20402 routing entries (renumbering)

John Curran jcurran at nic.near.net
Sat Apr 16 01:02:36 UTC 1994

] From: Tim Streater <t.c.streater at dante.org.uk>
] Subject: Re: 20402 routing entries (renumbering)
] Date: Sat, 16 Apr 1994 01:01:38 +0000
] ...
] Now, can you imagine the conversation I might have had if still working
] there and SLAC agrees to exchange its class B (with about 1k out of 64k
] addresses assigned) for some number of class C:
] Me:     SLAC has to renumber!
] Users:  Again? OK Tim - but why?

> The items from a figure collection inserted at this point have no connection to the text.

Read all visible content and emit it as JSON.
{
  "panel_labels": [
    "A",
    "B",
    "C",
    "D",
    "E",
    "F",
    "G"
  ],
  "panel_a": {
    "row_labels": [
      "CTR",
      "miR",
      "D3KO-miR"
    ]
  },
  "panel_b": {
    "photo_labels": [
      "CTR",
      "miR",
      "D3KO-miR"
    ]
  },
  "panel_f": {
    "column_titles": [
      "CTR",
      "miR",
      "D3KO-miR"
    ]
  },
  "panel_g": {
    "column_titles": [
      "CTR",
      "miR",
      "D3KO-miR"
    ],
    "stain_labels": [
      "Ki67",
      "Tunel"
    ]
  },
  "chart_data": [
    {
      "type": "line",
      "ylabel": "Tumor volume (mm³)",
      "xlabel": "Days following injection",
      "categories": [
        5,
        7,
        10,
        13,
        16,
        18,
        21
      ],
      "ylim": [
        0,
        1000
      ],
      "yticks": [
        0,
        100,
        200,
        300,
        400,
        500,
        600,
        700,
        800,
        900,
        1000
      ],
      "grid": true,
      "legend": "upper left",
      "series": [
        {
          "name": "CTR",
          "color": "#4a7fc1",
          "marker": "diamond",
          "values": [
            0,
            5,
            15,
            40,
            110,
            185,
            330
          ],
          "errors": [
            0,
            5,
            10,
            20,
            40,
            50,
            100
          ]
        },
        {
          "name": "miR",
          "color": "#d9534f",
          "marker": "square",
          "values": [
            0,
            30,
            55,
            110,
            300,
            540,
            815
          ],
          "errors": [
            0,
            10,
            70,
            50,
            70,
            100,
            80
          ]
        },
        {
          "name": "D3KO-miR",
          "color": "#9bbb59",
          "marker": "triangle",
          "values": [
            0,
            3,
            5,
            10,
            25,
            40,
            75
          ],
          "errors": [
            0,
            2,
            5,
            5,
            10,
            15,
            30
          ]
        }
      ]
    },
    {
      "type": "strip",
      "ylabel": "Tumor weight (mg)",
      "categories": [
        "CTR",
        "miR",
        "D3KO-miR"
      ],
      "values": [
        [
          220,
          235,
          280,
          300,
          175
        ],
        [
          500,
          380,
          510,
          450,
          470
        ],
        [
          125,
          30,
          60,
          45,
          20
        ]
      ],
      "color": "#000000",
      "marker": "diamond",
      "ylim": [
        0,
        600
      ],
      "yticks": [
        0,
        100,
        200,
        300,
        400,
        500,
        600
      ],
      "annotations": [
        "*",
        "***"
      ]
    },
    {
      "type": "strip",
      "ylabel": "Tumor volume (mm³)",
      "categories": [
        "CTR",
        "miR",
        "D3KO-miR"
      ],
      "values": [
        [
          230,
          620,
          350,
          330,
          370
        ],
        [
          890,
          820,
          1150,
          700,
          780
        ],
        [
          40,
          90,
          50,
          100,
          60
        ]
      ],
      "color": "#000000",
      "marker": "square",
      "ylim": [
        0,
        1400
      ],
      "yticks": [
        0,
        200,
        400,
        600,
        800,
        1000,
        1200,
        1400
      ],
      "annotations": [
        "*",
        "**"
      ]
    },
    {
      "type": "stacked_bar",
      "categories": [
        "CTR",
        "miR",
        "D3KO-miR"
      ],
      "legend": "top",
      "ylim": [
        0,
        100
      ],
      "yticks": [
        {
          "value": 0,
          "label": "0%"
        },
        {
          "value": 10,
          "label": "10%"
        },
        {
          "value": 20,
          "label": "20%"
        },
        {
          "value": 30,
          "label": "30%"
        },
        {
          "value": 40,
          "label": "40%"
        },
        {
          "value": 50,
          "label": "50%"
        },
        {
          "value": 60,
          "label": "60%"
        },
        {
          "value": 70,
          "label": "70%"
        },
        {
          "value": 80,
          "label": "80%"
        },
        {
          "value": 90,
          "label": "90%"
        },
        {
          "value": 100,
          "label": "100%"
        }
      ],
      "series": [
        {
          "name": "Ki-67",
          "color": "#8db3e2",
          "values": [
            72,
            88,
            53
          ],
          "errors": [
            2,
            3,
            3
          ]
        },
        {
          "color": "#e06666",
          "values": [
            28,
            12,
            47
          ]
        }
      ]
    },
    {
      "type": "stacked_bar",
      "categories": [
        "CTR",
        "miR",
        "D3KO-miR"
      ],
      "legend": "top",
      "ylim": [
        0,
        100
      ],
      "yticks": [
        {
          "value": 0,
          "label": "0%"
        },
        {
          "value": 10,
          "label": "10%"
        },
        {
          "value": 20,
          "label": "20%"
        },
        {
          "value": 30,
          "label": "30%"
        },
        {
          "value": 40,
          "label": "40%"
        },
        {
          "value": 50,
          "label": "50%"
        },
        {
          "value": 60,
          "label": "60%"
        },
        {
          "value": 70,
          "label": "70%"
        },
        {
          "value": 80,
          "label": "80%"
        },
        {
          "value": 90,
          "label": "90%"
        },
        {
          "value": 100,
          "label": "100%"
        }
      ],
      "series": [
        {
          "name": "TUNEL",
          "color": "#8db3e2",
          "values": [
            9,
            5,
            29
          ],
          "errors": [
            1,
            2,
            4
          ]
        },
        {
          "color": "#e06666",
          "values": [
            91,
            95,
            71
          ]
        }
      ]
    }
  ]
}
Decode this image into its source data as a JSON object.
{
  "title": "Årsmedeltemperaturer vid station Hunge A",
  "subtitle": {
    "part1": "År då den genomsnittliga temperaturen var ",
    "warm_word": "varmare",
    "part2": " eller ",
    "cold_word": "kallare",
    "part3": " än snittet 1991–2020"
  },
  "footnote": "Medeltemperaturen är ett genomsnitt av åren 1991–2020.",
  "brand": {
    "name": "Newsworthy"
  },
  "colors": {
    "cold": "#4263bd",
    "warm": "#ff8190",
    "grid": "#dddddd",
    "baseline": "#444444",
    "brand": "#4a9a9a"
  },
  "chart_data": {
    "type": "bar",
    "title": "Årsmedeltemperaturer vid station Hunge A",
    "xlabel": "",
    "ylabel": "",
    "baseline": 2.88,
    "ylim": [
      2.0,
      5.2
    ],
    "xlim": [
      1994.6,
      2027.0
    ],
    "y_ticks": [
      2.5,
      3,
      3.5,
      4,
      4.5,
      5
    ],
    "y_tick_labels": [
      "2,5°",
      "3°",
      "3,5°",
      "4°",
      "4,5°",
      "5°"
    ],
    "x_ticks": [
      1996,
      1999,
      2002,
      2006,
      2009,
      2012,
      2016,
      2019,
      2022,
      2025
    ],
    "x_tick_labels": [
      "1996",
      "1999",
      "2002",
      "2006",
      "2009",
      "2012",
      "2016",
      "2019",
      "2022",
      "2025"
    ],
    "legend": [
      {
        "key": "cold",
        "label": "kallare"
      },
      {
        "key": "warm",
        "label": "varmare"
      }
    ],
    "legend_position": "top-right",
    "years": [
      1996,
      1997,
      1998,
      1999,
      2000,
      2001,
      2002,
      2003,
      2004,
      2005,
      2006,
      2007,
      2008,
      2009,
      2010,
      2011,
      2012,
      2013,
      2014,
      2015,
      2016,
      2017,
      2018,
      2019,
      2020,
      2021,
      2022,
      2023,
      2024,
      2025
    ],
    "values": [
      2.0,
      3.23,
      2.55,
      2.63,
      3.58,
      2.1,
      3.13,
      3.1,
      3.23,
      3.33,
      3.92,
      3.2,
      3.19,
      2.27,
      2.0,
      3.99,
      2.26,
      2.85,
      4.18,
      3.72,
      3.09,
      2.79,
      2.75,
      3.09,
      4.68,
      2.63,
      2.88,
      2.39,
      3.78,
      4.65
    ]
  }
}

And what's in it for us?
] Me:     (explanation of routing overload deleted)
] Users:  So you are saying that of the 20k or so addresses in routers,
]         SLAC renumbering saves just one entry?
] Me:     Err, yes.
] Users:  Don't ring us, we'll ring you!
] As Marty says, there is (unfortunately) no carrot - and users resent the
] stick.
] ...

   I agree that there is no motivation for renumbering.  I also agreement
that convenient renumbering technology would be very valuable in pursuit 
of CIDR renumbering.  I don't believe that renumbering technology will be
sufficient, because (as Marty notes): there's still no carrot.

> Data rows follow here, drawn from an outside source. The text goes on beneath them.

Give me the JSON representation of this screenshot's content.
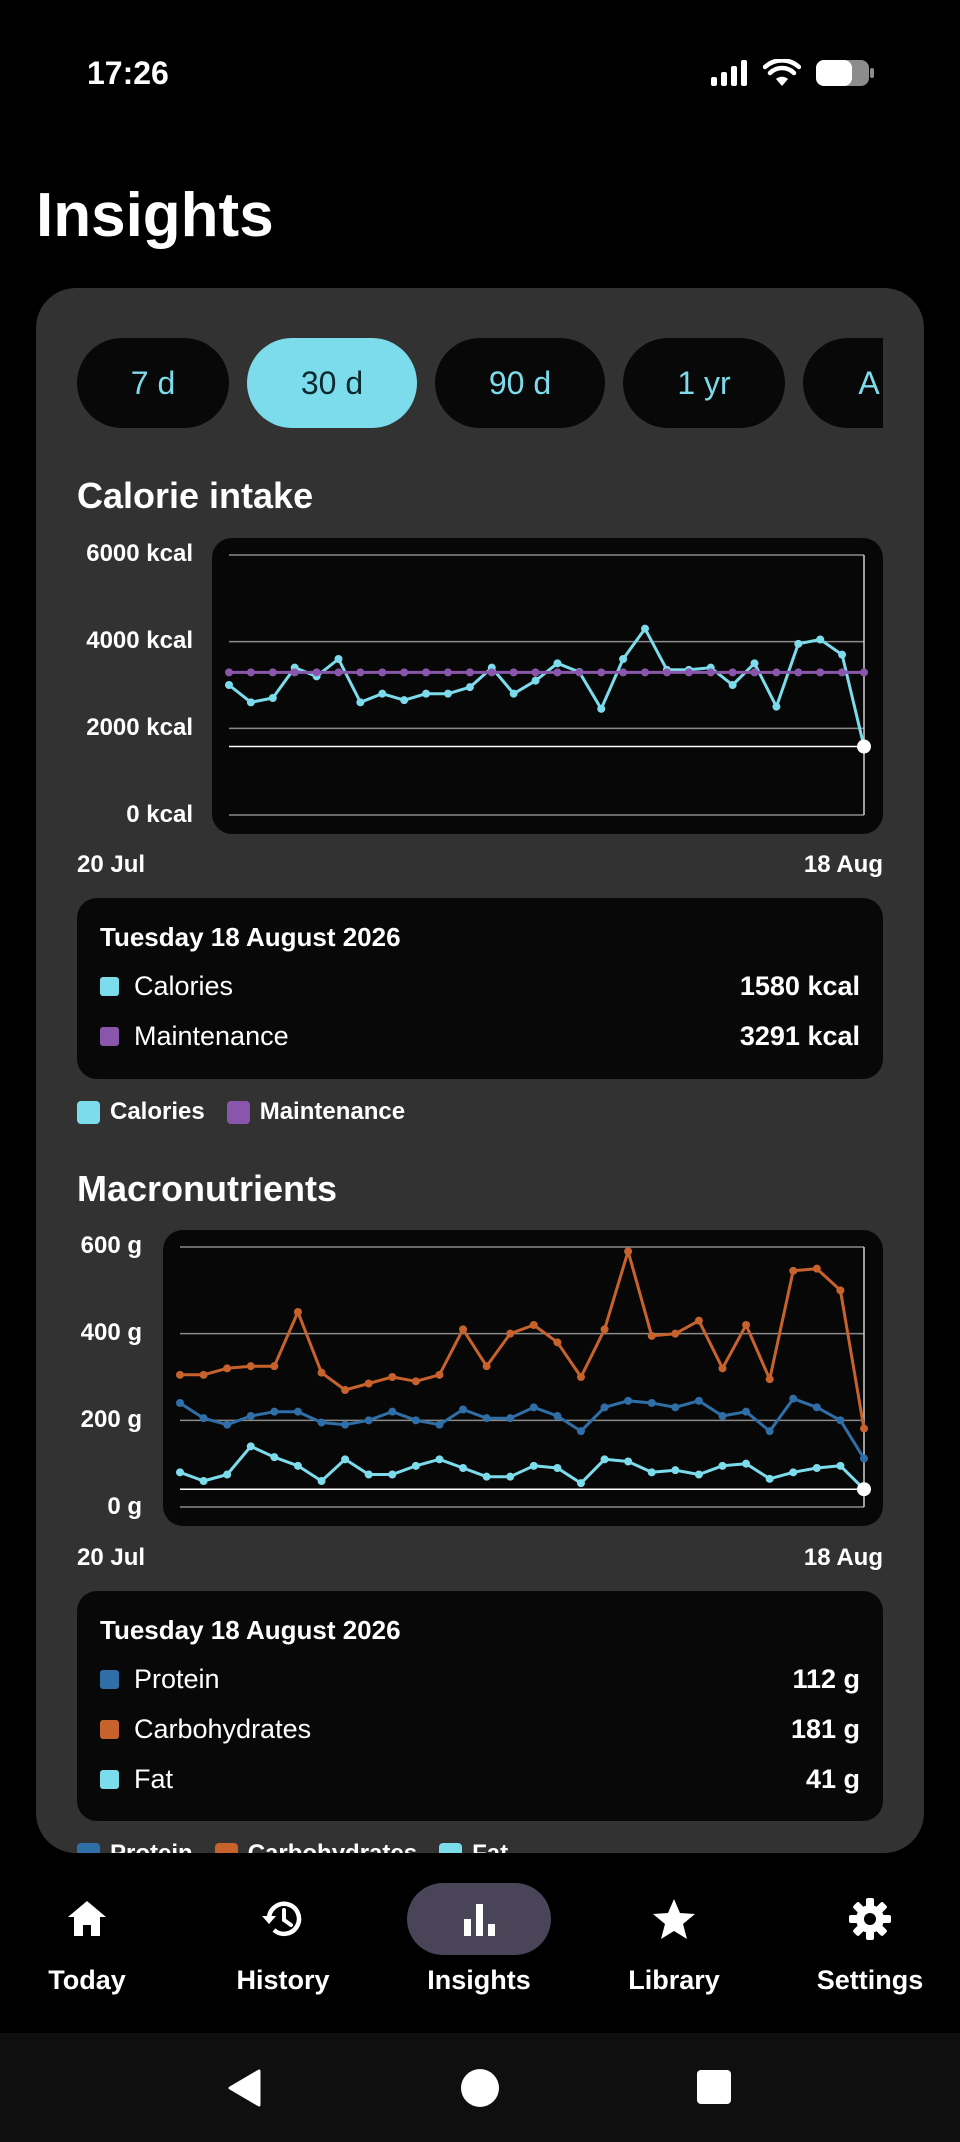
{
  "status_bar": {
    "time": "17:26"
  },
  "page": {
    "title": "Insights"
  },
  "range_tabs": [
    {
      "label": "7 d",
      "active": false
    },
    {
      "label": "30 d",
      "active": true
    },
    {
      "label": "90 d",
      "active": false
    },
    {
      "label": "1 yr",
      "active": false
    },
    {
      "label": "A",
      "active": false
    }
  ],
  "colors": {
    "cyan": "#7ddcec",
    "purple": "#8a56ac",
    "blue": "#2f6ea6",
    "orange": "#c7622d",
    "panel": "#323232"
  },
  "calorie": {
    "title": "Calorie intake",
    "y_ticks": [
      "6000 kcal",
      "4000 kcal",
      "2000 kcal",
      "0 kcal"
    ],
    "x_start": "20 Jul",
    "x_end": "18 Aug",
    "tooltip": {
      "date": "Tuesday 18 August 2026",
      "rows": [
        {
          "label": "Calories",
          "value": "1580 kcal",
          "color": "#7ddcec"
        },
        {
          "label": "Maintenance",
          "value": "3291 kcal",
          "color": "#8a56ac"
        }
      ]
    },
    "legend": [
      {
        "label": "Calories",
        "color": "#7ddcec"
      },
      {
        "label": "Maintenance",
        "color": "#8a56ac"
      }
    ]
  },
  "macros": {
    "title": "Macronutrients",
    "y_ticks": [
      "600 g",
      "400 g",
      "200 g",
      "0 g"
    ],
    "x_start": "20 Jul",
    "x_end": "18 Aug",
    "tooltip": {
      "date": "Tuesday 18 August 2026",
      "rows": [
        {
          "label": "Protein",
          "value": "112 g",
          "color": "#2f6ea6"
        },
        {
          "label": "Carbohydrates",
          "value": "181 g",
          "color": "#c7622d"
        },
        {
          "label": "Fat",
          "value": "41 g",
          "color": "#7ddcec"
        }
      ]
    },
    "legend": [
      {
        "label": "Protein",
        "color": "#2f6ea6"
      },
      {
        "label": "Carbohydrates",
        "color": "#c7622d"
      },
      {
        "label": "Fat",
        "color": "#7ddcec"
      }
    ]
  },
  "nav": [
    {
      "label": "Today",
      "icon": "home-icon",
      "active": false
    },
    {
      "label": "History",
      "icon": "history-icon",
      "active": false
    },
    {
      "label": "Insights",
      "icon": "bar-chart-icon",
      "active": true
    },
    {
      "label": "Library",
      "icon": "star-icon",
      "active": false
    },
    {
      "label": "Settings",
      "icon": "gear-icon",
      "active": false
    }
  ],
  "chart_data": [
    {
      "type": "line",
      "title": "Calorie intake",
      "ylim": [
        0,
        6000
      ],
      "y_unit": "kcal",
      "x_range": [
        "20 Jul",
        "18 Aug"
      ],
      "grid": true,
      "legend_position": "bottom-left",
      "series": [
        {
          "name": "Calories",
          "color": "#7ddcec",
          "values": [
            3000,
            2600,
            2700,
            3400,
            3200,
            3600,
            2600,
            2800,
            2650,
            2800,
            2800,
            2950,
            3400,
            2800,
            3100,
            3500,
            3300,
            2450,
            3600,
            4300,
            3350,
            3350,
            3400,
            3000,
            3500,
            2500,
            3950,
            4050,
            3700,
            1580
          ]
        },
        {
          "name": "Maintenance",
          "color": "#8a56ac",
          "values": [
            3291,
            3291,
            3291,
            3291,
            3291,
            3291,
            3291,
            3291,
            3291,
            3291,
            3291,
            3291,
            3291,
            3291,
            3291,
            3291,
            3291,
            3291,
            3291,
            3291,
            3291,
            3291,
            3291,
            3291,
            3291,
            3291,
            3291,
            3291,
            3291,
            3291
          ]
        }
      ]
    },
    {
      "type": "line",
      "title": "Macronutrients",
      "ylim": [
        0,
        600
      ],
      "y_unit": "g",
      "x_range": [
        "20 Jul",
        "18 Aug"
      ],
      "grid": true,
      "legend_position": "bottom-left",
      "series": [
        {
          "name": "Protein",
          "color": "#2f6ea6",
          "values": [
            240,
            205,
            190,
            210,
            220,
            220,
            195,
            190,
            200,
            220,
            200,
            190,
            225,
            205,
            205,
            230,
            210,
            175,
            230,
            245,
            240,
            230,
            245,
            210,
            220,
            175,
            250,
            230,
            200,
            112
          ]
        },
        {
          "name": "Carbohydrates",
          "color": "#c7622d",
          "values": [
            305,
            305,
            320,
            325,
            325,
            450,
            310,
            270,
            285,
            300,
            290,
            305,
            410,
            325,
            400,
            420,
            380,
            300,
            410,
            590,
            395,
            400,
            430,
            320,
            420,
            295,
            545,
            550,
            500,
            181
          ]
        },
        {
          "name": "Fat",
          "color": "#7ddcec",
          "values": [
            80,
            60,
            75,
            140,
            115,
            95,
            60,
            110,
            75,
            75,
            95,
            110,
            90,
            70,
            70,
            95,
            90,
            55,
            110,
            105,
            80,
            85,
            75,
            95,
            100,
            65,
            80,
            90,
            95,
            41
          ]
        }
      ]
    }
  ]
}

   The fact of the matter is that there is going to be a carrot soon... 
it may not be a very big carrot, but there will be one.  At some point 
or another, the cost of route entry propagation will be identified and 
some enterprising soul will turn a "problem" into a business opportunity
by actually recovering these costs seperately.  Yes, it will be messy,
and providers will begin handling routing (not traffic) settlements, 
but if the cost component of routing gets high enough, then it's quite
likely to emerge as a separate item.

   Of course, most folks will be forgiven for entering a single route
into the Internet (and it will be absorbed in service costs as it is
today), but folks with random collections of network numbers will feel
some impact.   Will a fortune 500 company be concerned about the extra
[wild estimate] $250/month to keep their dozen distinct CIDR entries?  
Perhaps not, they may even consider it a good investment compared to 
renumbering when they change providers.  Would the local bookstore 
renumber both their hosts (when changing providers) in order to avoid 
$20/month?  Maybe.  

  Look, if the real cost of a routing entry in the global Internet is 
low, then people will pay it and not worry about CIDR.  If it turns out
that it's quite costly to enter a global route, then some people will 
invest the effort to avoid the cost.  No, it's not going to have an 
impact on most businesses, because the financials will almost work out
to paying for the routing service.  I also expect that SLAC would pay 
to have their entry maintained in the situation above.